In America, well-being mobility, in a sense, comes to you without you having to go it. You don't have to be income-mobile to improve your quality of life. But that doesn't mean that Americans don't have income mobility. Far from it. Odds are, anyone who makes basically sensible life choices such as going to college, getting and staying married (preferably to a working spouse), and working full-time will find themselves in the top income quintile in their peak earning years.

This allows more Americans to be "threshold earners": After they reach a certain income level, they can trade more work for greater leisure, a luxury that only the filthy rich enjoy in poor countries. Were this not the case, the ranks of the Zuccotti Park protesters might have been thinner by about a third.
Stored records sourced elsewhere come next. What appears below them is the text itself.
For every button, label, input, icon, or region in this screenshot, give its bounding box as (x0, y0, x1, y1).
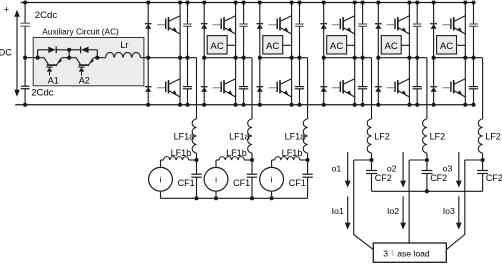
node neutral junctions (left group) (194, 196, 198, 200)
capacitor CF1 phase2 (251, 160, 253, 174)
node leg5 bottom rail junctions (376, 103, 380, 107)
wire LF2 to output node leg6 (482, 153, 484, 160)
node neutral junction CF2 phase2 (425, 189, 429, 193)
wire leg6 diode branch (433, 3, 435, 105)
inductor LF1b leg3 (272, 159, 275, 161)
diode leg2 top (antiparallel) (201, 23, 208, 25)
wire leg5 diode branch (377, 3, 379, 105)
wire filter neutral (left group) (161, 197, 308, 199)
IGBT A2 body bar (79, 64, 90, 66)
svg-text:Io3: Io3 (443, 206, 455, 216)
wire to current source leg2 (215, 160, 217, 168)
node leg6 phase junctions (432, 56, 436, 60)
wire aux clamp riser right (96, 50, 98, 58)
node leg1 top rail junctions (146, 0, 150, 4)
AC box leg6 (auxiliary circuit) (437, 36, 457, 54)
node aux clamp mid (67, 48, 71, 52)
wire leg2 IGBT branch (235, 3, 237, 105)
node output o1 (369, 158, 373, 162)
wire output stub o1 (354, 159, 372, 161)
svg-text:3: 3 (383, 248, 388, 258)
node filter leg2 (250, 158, 254, 162)
capacitor snubber leg1 bottom (183, 86, 192, 88)
inductor Lr (106, 52, 141, 57)
svg-text:Auxiliary Circuit (AC): Auxiliary Circuit (AC) (42, 26, 119, 36)
IGBT leg2 bottom (224, 79, 235, 85)
IGBT A2 emitter leg (89, 58, 94, 65)
wire aux clamp riser left (37, 50, 39, 58)
svg-text:Io2: Io2 (387, 206, 399, 216)
svg-text:+: + (4, 5, 9, 15)
wire AC box leg5 to phase (401, 44, 409, 46)
node aux right (95, 56, 99, 60)
wire to current source leg3 (271, 160, 273, 168)
IGBT leg5 top (398, 16, 409, 22)
wire leg4 output drop (371, 58, 373, 119)
capacitor 2Cdc (top) (20, 22, 30, 24)
IGBT leg1 bottom (169, 79, 180, 85)
IGBT leg6 bottom (454, 79, 465, 85)
wire leg1 IGBT branch (179, 3, 181, 105)
current source i phase1 (149, 167, 173, 191)
svg-text:VDC: VDC (0, 47, 12, 57)
capacitor snubber leg4 top (358, 23, 366, 25)
wire CF2 neutral (right group) (372, 190, 483, 192)
wire leg4 IGBT branch (354, 3, 356, 105)
wire DC+ top rail (21, 2, 474, 4)
node leg2 phase junctions (202, 56, 206, 60)
inductor LF2 leg6 (478, 119, 482, 153)
wire aux to Lr (94, 57, 106, 59)
capacitor CF2 phase3 (482, 160, 484, 171)
wire leg1 output drop (196, 58, 198, 119)
diode A2 (antiparallel) (78, 66, 84, 68)
wire aux clamp top left (38, 49, 49, 51)
wire leg3 diode branch (259, 3, 261, 105)
node aux branch left (36, 56, 40, 60)
inductor LF2 leg4 (367, 119, 371, 153)
IGBT leg2 top (224, 16, 235, 22)
wire output line o1 (353, 160, 355, 235)
IGBT leg4 top (343, 16, 354, 22)
current source i phase2 (204, 167, 228, 191)
svg-text:CF2: CF2 (430, 173, 447, 183)
wire output line o2 (408, 160, 410, 243)
node leg4 top rail junctions (322, 0, 326, 4)
wire leg4 phase segment (324, 57, 372, 59)
capacitor snubber leg6 top (469, 23, 477, 25)
capacitor snubber leg2 top (239, 23, 247, 25)
node leg1 phase junctions (146, 56, 150, 60)
svg-text:i: i (215, 174, 217, 184)
svg-text:o3: o3 (443, 164, 453, 174)
IGBT leg3 top (280, 16, 291, 22)
wire LF1a to filter node leg3 (307, 153, 309, 160)
capacitor snubber leg4 bottom (358, 86, 367, 88)
diode leg6 bottom (antiparallel) (430, 86, 437, 88)
wire current source to neutral leg2 (215, 191, 217, 198)
wire leg6 IGBT branch (464, 3, 466, 105)
diode aux clamp D1 (pointing right) (48, 47, 55, 53)
diode leg4 top (antiparallel) (320, 23, 327, 25)
wire aux clamp mid (56, 49, 81, 51)
wire LF1a to filter node leg1 (196, 153, 198, 160)
wire leg6 snubber branch (473, 3, 475, 24)
wire DC- bottom rail (15, 104, 474, 106)
diode leg1 bottom (antiparallel) (145, 86, 152, 88)
wire leg1 phase segment (148, 57, 196, 59)
svg-text:AC: AC (385, 41, 398, 52)
node filter leg3 (306, 158, 310, 162)
inductor LF1b leg2 (216, 159, 219, 161)
wire output line o3 (464, 160, 466, 235)
svg-text:Io1: Io1 (332, 206, 344, 216)
inductor LF1a leg2 (248, 119, 252, 153)
capacitor snubber leg5 top (413, 23, 421, 25)
wire AC box leg3 to phase (283, 44, 292, 46)
diode leg6 top (antiparallel) (430, 23, 437, 25)
AC box leg2 (auxiliary circuit) (207, 36, 227, 54)
capacitor 2Cdc (bottom) (21, 85, 30, 87)
IGBT leg4 bottom (343, 79, 354, 85)
node output o3 (481, 158, 485, 162)
capacitor CF2 phase1 (371, 160, 373, 171)
node leg3 top rail junctions (258, 0, 262, 4)
IGBT leg6 top (454, 16, 465, 22)
svg-text:LF1b: LF1b (226, 148, 247, 158)
svg-text:AC: AC (330, 41, 343, 52)
svg-text:2Cdc: 2Cdc (31, 88, 54, 99)
diode leg1 top (antiparallel) (145, 23, 152, 25)
node leg2 top rail junctions (202, 0, 206, 4)
diode leg5 bottom (antiparallel) (375, 86, 382, 88)
capacitor snubber leg6 bottom (469, 86, 478, 88)
capacitor CF2 phase2 (426, 160, 428, 171)
IGBT leg1 top (169, 16, 180, 22)
arrow Io1 (347, 196, 349, 223)
wire aux between switches (62, 57, 76, 59)
svg-text:AC: AC (210, 41, 223, 52)
inductor LF1a leg3 (303, 119, 307, 153)
inductor LF1a leg1 (192, 119, 196, 153)
diode leg4 bottom (antiparallel) (320, 86, 327, 88)
IGBT A1 emitter leg (57, 58, 62, 65)
node leg5 top rail junctions (376, 0, 380, 4)
wire leg5 IGBT branch (408, 3, 410, 105)
capacitor snubber leg2 bottom (239, 86, 248, 88)
node leg3 phase junctions (258, 56, 262, 60)
svg-text:CF1: CF1 (289, 178, 306, 188)
diode leg2 bottom (antiparallel) (201, 86, 208, 88)
IGBT leg3 bottom (280, 79, 291, 85)
svg-text:LF1b: LF1b (282, 148, 303, 158)
capacitor snubber leg1 top (183, 23, 191, 25)
diode leg3 bottom (antiparallel) (257, 86, 264, 88)
wire LF2 to output node leg4 (371, 153, 373, 160)
wire leg3 phase segment (260, 57, 308, 59)
svg-text:CF2: CF2 (486, 173, 502, 183)
AC box leg5 (auxiliary circuit) (381, 36, 401, 54)
node leg6 bottom rail junctions (432, 103, 436, 107)
current source i phase3 (260, 167, 284, 191)
arrow o2 (402, 152, 404, 182)
svg-text:Lr: Lr (120, 40, 128, 50)
svg-text:CF1: CF1 (178, 178, 195, 188)
wire Lr to leg 1 (141, 57, 149, 59)
node aux mid (67, 56, 71, 60)
node output o2 (425, 158, 429, 162)
wire leg5 snubber branch (416, 3, 418, 24)
node leg5 phase junctions (376, 56, 380, 60)
IGBT A1 body bar (47, 64, 58, 66)
AC box leg3 (auxiliary circuit) (263, 36, 283, 54)
svg-text:AC: AC (266, 41, 279, 52)
wire leg3 output drop (307, 58, 309, 119)
IGBT A1 collector leg (44, 58, 48, 65)
wire output stub o2 (409, 159, 427, 161)
wire leg2 phase segment (204, 57, 252, 59)
wire leg5 phase segment (378, 57, 427, 59)
wire LF1a to filter node leg2 (251, 153, 253, 160)
auxiliary circuit box (expanded AC of leg 1) (33, 38, 144, 86)
svg-text:LF2: LF2 (374, 131, 390, 141)
wire leg2 diode branch (203, 3, 205, 105)
wire aux clamp riser mid (68, 50, 70, 58)
node leg4 phase junctions (322, 56, 326, 60)
AC box leg4 (auxiliary circuit) (327, 36, 347, 54)
node leg4 bottom rail junctions (322, 103, 326, 107)
wire AC box leg6 to phase (457, 44, 466, 46)
svg-text:A1: A1 (48, 75, 59, 85)
wire current source to neutral leg3 (271, 191, 273, 198)
capacitor snubber leg5 bottom (413, 86, 422, 88)
wire leg6 output drop (482, 58, 484, 119)
node filter leg1 (194, 158, 198, 162)
wire leg6 phase segment (434, 57, 483, 59)
svg-text:o1: o1 (332, 164, 342, 174)
IGBT leg5 bottom (398, 79, 409, 85)
wire midpoint to aux box (25, 57, 33, 59)
wire AC box leg2 to phase (227, 44, 236, 46)
wire leg5 output drop (426, 58, 428, 119)
wire leg4 snubber branch (362, 3, 364, 24)
capacitor CF1 phase3 (307, 160, 309, 174)
svg-text:LF1a: LF1a (174, 131, 195, 141)
svg-text:2Cdc: 2Cdc (35, 10, 58, 21)
wire leg1 diode branch (147, 3, 149, 105)
svg-text:i: i (160, 174, 162, 184)
node bottom rail at bus (23, 103, 27, 107)
diode leg5 top (antiparallel) (375, 23, 382, 25)
wire leg4 diode branch (323, 3, 325, 105)
load box 3-phase (373, 243, 446, 262)
svg-text:AC: AC (440, 41, 453, 52)
svg-text:o2: o2 (387, 164, 397, 174)
wire LF2 to output node leg5 (426, 153, 428, 160)
wire leg1 snubber branch (187, 3, 189, 24)
svg-text:LF2: LF2 (485, 131, 501, 141)
wire output stub o3 (465, 159, 483, 161)
wire leg2 snubber branch (243, 3, 245, 24)
wire aux clamp top right (89, 49, 98, 51)
svg-text:CF2: CF2 (375, 173, 392, 183)
svg-text:A2: A2 (79, 75, 90, 85)
capacitor CF1 phase1 (196, 160, 198, 174)
VDC arrow (double headed) (16, 15, 18, 93)
arrow Io2 (402, 196, 404, 223)
inductor LF2 leg5 (423, 119, 427, 153)
node leg6 top rail junctions (432, 0, 436, 4)
wire leg2 output drop (251, 58, 253, 119)
node leg3 bottom rail junctions (258, 103, 262, 107)
arrow o1 (347, 152, 349, 182)
wire leg3 snubber branch (299, 3, 301, 24)
wire aux main (midpoint side) (33, 57, 44, 59)
svg-text:LF1a: LF1a (285, 131, 306, 141)
svg-text:LF2: LF2 (430, 131, 446, 141)
diode leg3 top (antiparallel) (257, 23, 264, 25)
svg-text:i: i (271, 174, 273, 184)
node top rail at bus (23, 0, 27, 4)
node DC midpoint (23, 56, 27, 60)
IGBT A2 collector leg (76, 58, 80, 65)
capacitor snubber leg3 bottom (295, 86, 304, 88)
diode aux clamp D2 (pointing left) (81, 47, 88, 53)
arrow o3 (458, 152, 460, 182)
capacitor snubber leg3 top (295, 23, 303, 25)
svg-text:LF1b: LF1b (171, 148, 192, 158)
wire current source to neutral leg1 (160, 191, 162, 198)
diode A1 (antiparallel) (46, 66, 52, 68)
svg-text:LF1a: LF1a (229, 131, 250, 141)
wire leg3 IGBT branch (291, 3, 293, 105)
svg-text:ase load: ase load (397, 248, 430, 258)
arrow Io3 (458, 196, 460, 223)
svg-text:CF1: CF1 (233, 178, 250, 188)
wire to current source leg1 (160, 160, 162, 168)
node leg2 bottom rail junctions (202, 103, 206, 107)
DC bus wire (left vertical) (24, 3, 26, 24)
wire AC box leg4 to phase (347, 44, 355, 46)
node leg1 bottom rail junctions (146, 103, 150, 107)
inductor LF1b leg1 (161, 159, 164, 161)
A recent survey by business analyst Harrison Schultz and Baruch College professor Hector Cordero-Guzman found that about 30 percent of them had individual incomes between $50,000 and $150,000-plus (about the same percentage as are under- and unemployed). These people have obviously decided that they have enough money, and that they'd rather use their spare time protesting than working.

Surplus wealth, then, is driving the Occupy Wall Street movement as much as the alleged growth of income inequality. Somewhere, Joseph Schumpeter, the political economist who predicted that the very wealth that capitalism generates will undermine the intellectual case for capitalism's existence, must be saying, "I told you so."